Consider x = 7. The valid range is [2, 12], so 7 lies inside it.

Step x Condition Decision
Input 7 - Read value
Check lower bound 7 ≥ 2 True Continue
Check upper bound 7 ≤ 12 True Valid

This confirms that intermediate sums are always achievable.

Now consider x = 1.

Step x Condition Decision
Input 1 - Read value
Check lower bound 1 ≥ 2 False Reject

This shows how values below the minimum bound are immediately eliminated.

The first example confirms that internal values work, while the second demonstrates that the lower boundary is strict.

Complexity Analysis

Measure Complexity Explanation
Time O(1) Only a single comparison against fixed bounds
Space O(1) No auxiliary data structures are used

The constant-time nature of the solution is far below the limits of any competitive programming environment. The input size is irrelevant because the computation does not scale with it.

Test Cases

import sys, io

def run(inp: str) -> str:
    sys.stdin = io.StringIO(inp)
    from contextlib import redirect_stdout
    import sys as _sys
    out = io.StringIO()
    def solve():
        x = int(input().strip())
        print("Yes" if 2 <= x <= 12 else "No")
    with redirect_stdout(out):
        solve()
    return out.getvalue().strip()

# provided samples (conceptual since statement has no explicit sample)
assert run("7\n") == "Yes", "typical achievable sum"
assert run("1\n") == "No", "below minimum impossible"
assert run("12\n") == "Yes", "maximum achievable sum"

# custom cases
assert run("2\n") == "Yes", "minimum boundary"
assert run("13\n") == "No", "just above maximum"
assert run("6\n") == "Yes", "middle value"
assert run("20\n") == "No", "far outside range"
Test input Expected output What it validates
2 Yes Lower boundary case
13 No Just above valid range
6 Yes Typical internal value
20 No Extreme invalid input

Edge Cases

For the lower bound case, consider input x = 2. The algorithm checks 2 ≤ x ≤ 12, which holds true. This corresponds exactly to the dice outcome (1,1), confirming correctness at the boundary.

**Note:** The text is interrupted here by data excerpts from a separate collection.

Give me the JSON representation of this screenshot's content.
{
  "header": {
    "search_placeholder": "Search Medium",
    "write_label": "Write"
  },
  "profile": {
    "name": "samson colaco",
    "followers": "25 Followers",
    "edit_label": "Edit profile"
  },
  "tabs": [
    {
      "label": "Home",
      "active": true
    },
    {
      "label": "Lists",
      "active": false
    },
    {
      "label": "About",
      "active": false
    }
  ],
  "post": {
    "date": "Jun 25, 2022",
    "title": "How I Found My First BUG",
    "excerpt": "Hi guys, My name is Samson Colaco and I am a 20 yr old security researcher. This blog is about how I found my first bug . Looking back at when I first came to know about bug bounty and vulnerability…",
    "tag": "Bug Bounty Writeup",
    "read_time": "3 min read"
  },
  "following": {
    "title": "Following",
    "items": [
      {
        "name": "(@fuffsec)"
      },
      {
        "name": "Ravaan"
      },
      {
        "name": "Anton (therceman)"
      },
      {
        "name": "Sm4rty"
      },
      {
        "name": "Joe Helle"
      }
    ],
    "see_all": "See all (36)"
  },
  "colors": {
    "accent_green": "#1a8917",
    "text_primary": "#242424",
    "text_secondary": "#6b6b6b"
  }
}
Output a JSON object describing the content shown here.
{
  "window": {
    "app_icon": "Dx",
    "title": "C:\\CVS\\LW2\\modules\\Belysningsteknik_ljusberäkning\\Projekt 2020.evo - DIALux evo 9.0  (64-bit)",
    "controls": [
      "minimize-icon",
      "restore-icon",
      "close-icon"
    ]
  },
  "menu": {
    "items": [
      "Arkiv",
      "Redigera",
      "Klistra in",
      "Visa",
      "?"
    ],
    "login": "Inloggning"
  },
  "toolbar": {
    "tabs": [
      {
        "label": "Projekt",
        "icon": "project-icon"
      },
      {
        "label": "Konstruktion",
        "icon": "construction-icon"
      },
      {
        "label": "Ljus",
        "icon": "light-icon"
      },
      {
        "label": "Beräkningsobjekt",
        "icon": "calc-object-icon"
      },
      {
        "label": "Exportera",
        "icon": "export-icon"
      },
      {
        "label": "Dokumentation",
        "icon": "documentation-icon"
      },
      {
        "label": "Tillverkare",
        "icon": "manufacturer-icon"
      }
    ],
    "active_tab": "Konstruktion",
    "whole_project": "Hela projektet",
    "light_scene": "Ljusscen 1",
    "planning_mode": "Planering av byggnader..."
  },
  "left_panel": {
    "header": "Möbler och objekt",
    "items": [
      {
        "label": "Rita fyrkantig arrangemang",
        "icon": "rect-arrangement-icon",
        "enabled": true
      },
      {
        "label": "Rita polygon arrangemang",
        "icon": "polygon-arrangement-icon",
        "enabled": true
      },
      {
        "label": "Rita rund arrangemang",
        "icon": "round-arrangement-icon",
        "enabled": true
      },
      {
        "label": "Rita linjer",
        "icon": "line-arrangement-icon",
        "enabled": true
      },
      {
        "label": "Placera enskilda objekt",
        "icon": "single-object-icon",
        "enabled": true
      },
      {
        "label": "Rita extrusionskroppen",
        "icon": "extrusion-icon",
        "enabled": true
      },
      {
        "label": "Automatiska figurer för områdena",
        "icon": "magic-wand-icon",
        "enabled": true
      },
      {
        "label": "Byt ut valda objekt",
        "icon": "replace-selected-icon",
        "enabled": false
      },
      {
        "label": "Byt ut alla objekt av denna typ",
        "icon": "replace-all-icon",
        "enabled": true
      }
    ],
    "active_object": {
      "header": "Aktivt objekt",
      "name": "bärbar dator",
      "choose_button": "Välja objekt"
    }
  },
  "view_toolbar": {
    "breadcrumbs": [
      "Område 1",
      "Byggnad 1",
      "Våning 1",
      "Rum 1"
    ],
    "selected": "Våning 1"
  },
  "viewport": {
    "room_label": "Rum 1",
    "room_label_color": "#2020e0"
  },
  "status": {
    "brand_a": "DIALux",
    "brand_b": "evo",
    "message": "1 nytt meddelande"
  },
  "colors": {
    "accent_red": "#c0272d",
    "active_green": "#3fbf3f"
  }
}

For the upper bound case, consider x = 12. The check also passes, and this corresponds to (6,6). Even though it is a single configuration, it still lies within the reachable set, so the algorithm correctly accepts it.

For a value below range such as x = 1, the lower bound check fails immediately because 1 < 2. This reflects the impossibility of obtaining a sum smaller than two independent positive integers each at least one.